A couple of years ago it bought Barclays de Zoete Wedd, one of London's top brokers - which was a nice fit, with not too much overlap between the two financial businesses.

DLJ is a different kettle of fish. It is a niche investment bank, strong in financial services, technology and high-yield bonds, which has been growing like Topsy in the last few years. Talk on Wall Street has been that it has been looking for a buyer as its ultimate owner, French insurer AXA, does not want to throw money at investment banking.

But CSFB is quite willing to. It knows that once the DLJ deal goes through it must pay $1bn or so to around 2,500 people it will let go, and spend another $2bn on about 2,500 people it wants to keep. For this money it hopes to become a bulge-bracket player.

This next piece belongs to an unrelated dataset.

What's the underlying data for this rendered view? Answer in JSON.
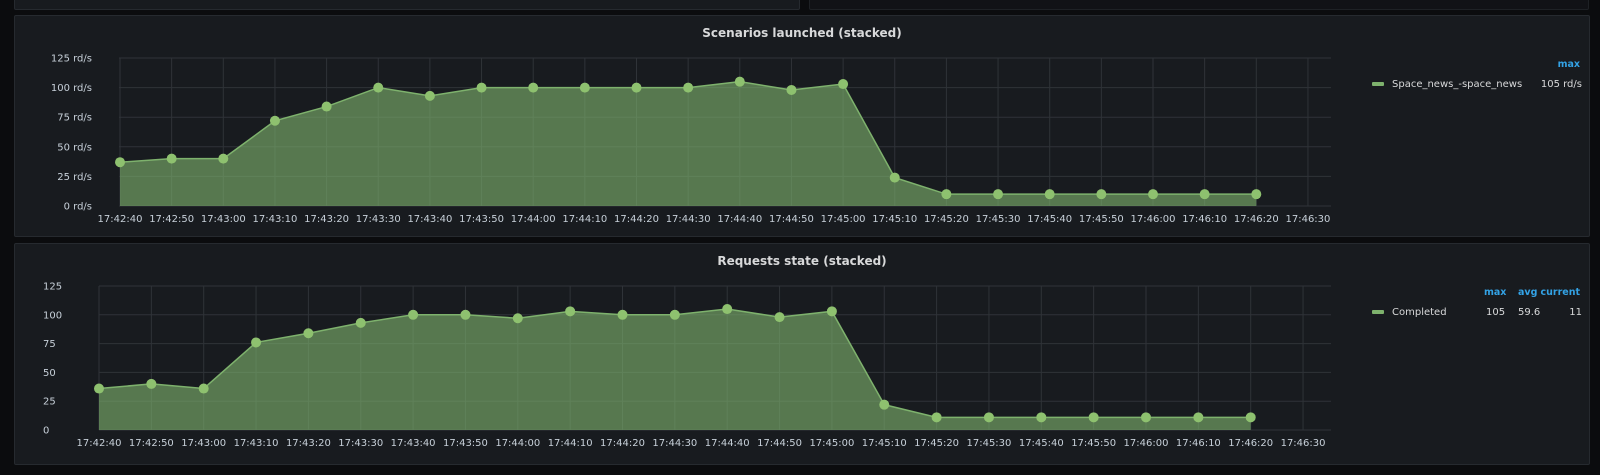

The term dates back decades and once referred to the banks that won the lion's share of the business of issuing US government bonds. Now it includes the big Wall Street firms.

There is a debate over who is in the bulge bracket. Goldman Sacks and Morgan Stanley are definitely there, Merrill Lynch might be there. Salomon Smith Barney is knocking at the door. But after that, who else qualifies?

These guys make massive profits from corporate takeovers and flotations in the US but, for the rest, the strain of trying to compete is starting to tell.

The rumour on Wall Street is that despite billions spent, CSFB is still not making money from corporate finance work in the US. Will DLJ give it the edge? The only thing bulging is AXA's bank account.